Todo esto se podría haber evitado si no se hubiera comportado como un niño.
#19

En el turno de noche dormimos la siesta, no hay mucho que hacer de 1 a 6 de la mañana. Siempre dormía la siesta en esta zona concreta. Todos los que trabajan en este turno tienen su sitio asignado al que siempre van. Nadie usaba esa silla porque no se reclinaba bien. Busqué cómo arreglarla y volvió a reclinarse correctamente. La siguiente vez que trabajé vi la bolsa y la manta de mi compañera en la silla. Le pregunté cuándo iba a dejar el sitio, ya que no era su sitio habitual (ni siquiera pensé que estuviera intentando dormir allí), y me dijo que estaba viendo una película. Encontré otro sitio esa noche. Al día siguiente, lo mismo, tres días seguidos. Pensé: "Esta tía me ha quitado el sitio". Así que antes de que llegara, quité el cable con el que la había arreglado y la volví a poner en posición vertical, y ya estaba sentada en su antiguo sitio. Empecé a llegar yo un poco antes cada vez que ella trabajaba para quedarme con su antiguo sitio.
#20

Tengo un trabajo corporativo que me obliga a escribir varios correos electrónicos al día a representantes de ventas. A veces, estos representantes tienen que responderme y, cuando lo hacen, SIEMPRE escriben mal mi nombre. No tengo un nombre difícil de escribir. Pero es diferente a como lo escribe mucha gente. Sería como si escribieras Shaun, S E A N. Es correcto, pero menos común.

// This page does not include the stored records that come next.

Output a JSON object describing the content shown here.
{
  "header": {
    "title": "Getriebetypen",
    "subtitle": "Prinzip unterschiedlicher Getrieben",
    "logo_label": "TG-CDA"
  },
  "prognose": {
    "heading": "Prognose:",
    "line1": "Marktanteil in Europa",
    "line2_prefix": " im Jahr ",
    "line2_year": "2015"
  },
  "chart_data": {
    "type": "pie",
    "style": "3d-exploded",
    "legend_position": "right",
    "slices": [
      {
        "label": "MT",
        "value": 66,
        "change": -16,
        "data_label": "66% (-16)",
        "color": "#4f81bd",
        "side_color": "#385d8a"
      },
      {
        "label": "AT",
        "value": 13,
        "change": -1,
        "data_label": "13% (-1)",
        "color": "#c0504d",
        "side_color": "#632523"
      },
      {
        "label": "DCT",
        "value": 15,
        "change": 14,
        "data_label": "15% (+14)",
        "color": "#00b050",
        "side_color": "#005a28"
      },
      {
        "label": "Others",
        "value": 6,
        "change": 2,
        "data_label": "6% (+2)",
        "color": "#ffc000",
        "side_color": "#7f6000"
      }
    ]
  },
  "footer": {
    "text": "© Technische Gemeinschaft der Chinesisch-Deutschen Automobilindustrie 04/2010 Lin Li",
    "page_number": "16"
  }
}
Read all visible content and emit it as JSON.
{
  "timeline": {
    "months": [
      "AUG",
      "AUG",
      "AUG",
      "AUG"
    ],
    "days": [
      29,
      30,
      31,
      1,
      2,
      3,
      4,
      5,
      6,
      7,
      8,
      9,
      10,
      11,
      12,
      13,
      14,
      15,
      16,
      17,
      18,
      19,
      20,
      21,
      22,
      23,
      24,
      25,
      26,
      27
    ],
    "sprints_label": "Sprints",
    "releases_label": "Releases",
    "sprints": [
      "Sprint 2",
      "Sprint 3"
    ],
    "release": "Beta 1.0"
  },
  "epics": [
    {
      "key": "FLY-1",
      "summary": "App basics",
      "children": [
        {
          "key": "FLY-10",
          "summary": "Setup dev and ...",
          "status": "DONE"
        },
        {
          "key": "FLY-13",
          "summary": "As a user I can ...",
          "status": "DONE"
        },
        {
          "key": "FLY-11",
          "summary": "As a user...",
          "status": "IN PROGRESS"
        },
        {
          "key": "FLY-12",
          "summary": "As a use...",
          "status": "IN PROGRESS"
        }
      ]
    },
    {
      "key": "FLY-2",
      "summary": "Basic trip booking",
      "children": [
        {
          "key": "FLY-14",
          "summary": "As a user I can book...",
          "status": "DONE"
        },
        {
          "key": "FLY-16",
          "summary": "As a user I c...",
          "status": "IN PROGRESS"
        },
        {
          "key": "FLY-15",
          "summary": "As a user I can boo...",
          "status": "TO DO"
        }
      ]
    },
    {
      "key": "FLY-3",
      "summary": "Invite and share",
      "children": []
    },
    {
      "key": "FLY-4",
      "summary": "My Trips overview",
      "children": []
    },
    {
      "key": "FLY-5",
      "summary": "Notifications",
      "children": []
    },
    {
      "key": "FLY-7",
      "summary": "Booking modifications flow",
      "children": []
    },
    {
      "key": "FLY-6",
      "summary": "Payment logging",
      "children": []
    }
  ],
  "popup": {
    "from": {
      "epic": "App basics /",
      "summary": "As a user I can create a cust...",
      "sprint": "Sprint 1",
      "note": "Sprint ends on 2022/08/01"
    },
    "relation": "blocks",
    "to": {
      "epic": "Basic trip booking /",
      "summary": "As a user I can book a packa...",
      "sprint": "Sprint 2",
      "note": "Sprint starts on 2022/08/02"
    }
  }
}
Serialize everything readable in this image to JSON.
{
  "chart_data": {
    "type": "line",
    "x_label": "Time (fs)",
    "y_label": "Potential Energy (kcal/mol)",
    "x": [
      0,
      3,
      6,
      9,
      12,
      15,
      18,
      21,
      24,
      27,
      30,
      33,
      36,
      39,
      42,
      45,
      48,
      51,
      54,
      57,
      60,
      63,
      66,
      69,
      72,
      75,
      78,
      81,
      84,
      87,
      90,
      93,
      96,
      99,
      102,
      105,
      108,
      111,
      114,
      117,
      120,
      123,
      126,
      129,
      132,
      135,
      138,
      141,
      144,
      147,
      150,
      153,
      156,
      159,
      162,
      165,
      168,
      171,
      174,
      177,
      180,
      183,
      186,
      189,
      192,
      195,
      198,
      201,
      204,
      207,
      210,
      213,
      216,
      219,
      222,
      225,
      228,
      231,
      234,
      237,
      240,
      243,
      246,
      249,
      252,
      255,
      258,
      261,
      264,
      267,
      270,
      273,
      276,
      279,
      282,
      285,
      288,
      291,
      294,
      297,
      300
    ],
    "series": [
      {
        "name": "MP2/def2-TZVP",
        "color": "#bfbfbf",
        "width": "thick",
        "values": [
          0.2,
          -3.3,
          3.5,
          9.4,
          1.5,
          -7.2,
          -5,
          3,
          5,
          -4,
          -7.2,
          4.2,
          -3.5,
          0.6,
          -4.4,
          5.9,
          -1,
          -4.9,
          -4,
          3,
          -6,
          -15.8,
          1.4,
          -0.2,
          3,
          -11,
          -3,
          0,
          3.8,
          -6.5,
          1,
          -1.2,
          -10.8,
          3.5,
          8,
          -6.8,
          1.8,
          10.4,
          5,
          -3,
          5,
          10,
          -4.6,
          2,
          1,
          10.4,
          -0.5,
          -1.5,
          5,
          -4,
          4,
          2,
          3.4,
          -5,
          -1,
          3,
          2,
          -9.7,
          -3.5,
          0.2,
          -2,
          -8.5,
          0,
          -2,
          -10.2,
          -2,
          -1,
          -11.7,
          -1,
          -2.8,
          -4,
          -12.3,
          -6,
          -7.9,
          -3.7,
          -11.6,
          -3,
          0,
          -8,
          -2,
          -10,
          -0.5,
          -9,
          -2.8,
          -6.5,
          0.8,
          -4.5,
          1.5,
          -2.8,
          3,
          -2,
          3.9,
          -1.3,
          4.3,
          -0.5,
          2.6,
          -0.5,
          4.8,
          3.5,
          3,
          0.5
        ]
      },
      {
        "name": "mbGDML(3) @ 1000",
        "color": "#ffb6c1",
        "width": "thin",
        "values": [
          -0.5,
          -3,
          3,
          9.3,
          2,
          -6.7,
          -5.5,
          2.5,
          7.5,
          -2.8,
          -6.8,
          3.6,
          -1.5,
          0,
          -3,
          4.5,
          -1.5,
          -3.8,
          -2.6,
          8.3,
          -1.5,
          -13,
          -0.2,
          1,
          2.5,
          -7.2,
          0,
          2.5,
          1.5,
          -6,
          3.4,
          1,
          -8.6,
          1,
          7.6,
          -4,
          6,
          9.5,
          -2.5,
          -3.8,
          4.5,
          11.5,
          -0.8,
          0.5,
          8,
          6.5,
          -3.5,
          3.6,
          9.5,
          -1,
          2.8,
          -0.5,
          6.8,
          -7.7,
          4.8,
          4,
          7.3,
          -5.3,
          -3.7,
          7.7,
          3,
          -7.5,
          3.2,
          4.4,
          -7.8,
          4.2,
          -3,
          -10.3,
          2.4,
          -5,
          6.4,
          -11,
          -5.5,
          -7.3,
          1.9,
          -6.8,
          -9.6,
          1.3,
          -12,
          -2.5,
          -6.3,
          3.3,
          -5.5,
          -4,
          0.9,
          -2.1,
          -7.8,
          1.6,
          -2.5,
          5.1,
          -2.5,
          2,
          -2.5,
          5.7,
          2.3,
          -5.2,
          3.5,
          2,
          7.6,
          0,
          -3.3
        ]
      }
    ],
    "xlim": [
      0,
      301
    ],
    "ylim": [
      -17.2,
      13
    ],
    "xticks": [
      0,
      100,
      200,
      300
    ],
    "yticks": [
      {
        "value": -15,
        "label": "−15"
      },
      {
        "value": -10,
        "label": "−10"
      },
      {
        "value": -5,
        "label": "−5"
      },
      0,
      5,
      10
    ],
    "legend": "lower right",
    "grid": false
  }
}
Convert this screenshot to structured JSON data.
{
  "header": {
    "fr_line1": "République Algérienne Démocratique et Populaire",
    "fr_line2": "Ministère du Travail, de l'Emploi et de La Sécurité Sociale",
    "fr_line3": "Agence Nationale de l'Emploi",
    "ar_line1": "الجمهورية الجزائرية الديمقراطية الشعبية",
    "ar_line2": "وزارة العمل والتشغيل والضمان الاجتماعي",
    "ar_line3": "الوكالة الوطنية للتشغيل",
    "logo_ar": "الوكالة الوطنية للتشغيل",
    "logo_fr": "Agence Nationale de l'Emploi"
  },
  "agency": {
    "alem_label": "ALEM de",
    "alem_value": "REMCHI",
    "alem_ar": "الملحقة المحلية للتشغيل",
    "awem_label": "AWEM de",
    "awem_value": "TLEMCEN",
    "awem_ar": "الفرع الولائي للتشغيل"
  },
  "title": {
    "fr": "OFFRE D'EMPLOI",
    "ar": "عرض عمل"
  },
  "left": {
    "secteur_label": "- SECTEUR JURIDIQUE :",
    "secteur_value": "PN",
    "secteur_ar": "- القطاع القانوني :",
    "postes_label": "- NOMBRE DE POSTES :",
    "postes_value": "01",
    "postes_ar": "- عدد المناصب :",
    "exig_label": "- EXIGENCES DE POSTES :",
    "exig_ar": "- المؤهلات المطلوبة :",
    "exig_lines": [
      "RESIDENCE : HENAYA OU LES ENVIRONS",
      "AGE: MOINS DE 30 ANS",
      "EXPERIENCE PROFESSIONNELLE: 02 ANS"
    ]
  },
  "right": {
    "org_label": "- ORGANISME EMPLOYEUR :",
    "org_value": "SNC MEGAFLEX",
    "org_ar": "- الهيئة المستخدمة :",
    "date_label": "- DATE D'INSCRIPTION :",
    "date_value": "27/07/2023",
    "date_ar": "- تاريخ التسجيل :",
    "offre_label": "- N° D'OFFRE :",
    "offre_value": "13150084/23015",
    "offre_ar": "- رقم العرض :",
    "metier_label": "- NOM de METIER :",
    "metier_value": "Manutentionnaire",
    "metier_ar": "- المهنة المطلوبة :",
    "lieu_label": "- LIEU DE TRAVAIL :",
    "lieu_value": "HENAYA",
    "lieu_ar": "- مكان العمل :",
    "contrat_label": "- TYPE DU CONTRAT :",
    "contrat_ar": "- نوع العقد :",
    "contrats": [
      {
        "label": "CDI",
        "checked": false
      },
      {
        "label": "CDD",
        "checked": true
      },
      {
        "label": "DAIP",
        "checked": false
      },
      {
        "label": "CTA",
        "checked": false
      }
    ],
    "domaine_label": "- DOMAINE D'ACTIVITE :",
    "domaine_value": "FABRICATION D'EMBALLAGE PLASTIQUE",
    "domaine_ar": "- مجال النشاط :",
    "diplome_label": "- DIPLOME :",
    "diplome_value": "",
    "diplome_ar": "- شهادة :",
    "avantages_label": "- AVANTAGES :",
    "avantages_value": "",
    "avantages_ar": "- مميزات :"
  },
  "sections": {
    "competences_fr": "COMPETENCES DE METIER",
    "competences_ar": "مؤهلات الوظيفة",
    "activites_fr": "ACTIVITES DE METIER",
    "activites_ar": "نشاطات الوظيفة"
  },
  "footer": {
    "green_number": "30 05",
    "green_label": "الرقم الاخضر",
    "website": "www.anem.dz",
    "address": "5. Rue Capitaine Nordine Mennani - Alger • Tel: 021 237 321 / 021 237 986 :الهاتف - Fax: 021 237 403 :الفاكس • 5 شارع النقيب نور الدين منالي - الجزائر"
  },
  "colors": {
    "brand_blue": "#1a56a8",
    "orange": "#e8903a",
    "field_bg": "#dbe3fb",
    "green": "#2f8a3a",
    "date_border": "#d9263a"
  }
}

En fin, lo que me molesta es que en Outlook tienen que BUSCAR mi nombre. Es decir, tienen que encontrarme por mi nombre escrito correctamente, pero cuando se dirigen a mí en el correo, lo escriben mal. Para solucionar este problema, he estado escribiendo mal los nombres de las personas a propósito cuando me dirijo a ellas en los correos. Un Austin podría ser un Austen. Un Don podría convertirse en un Dan. Cosas así. Es un detalle pequeño, pero hasta ahora ha sido efectivo para asegurarme de que no lo vuelvan a hacer.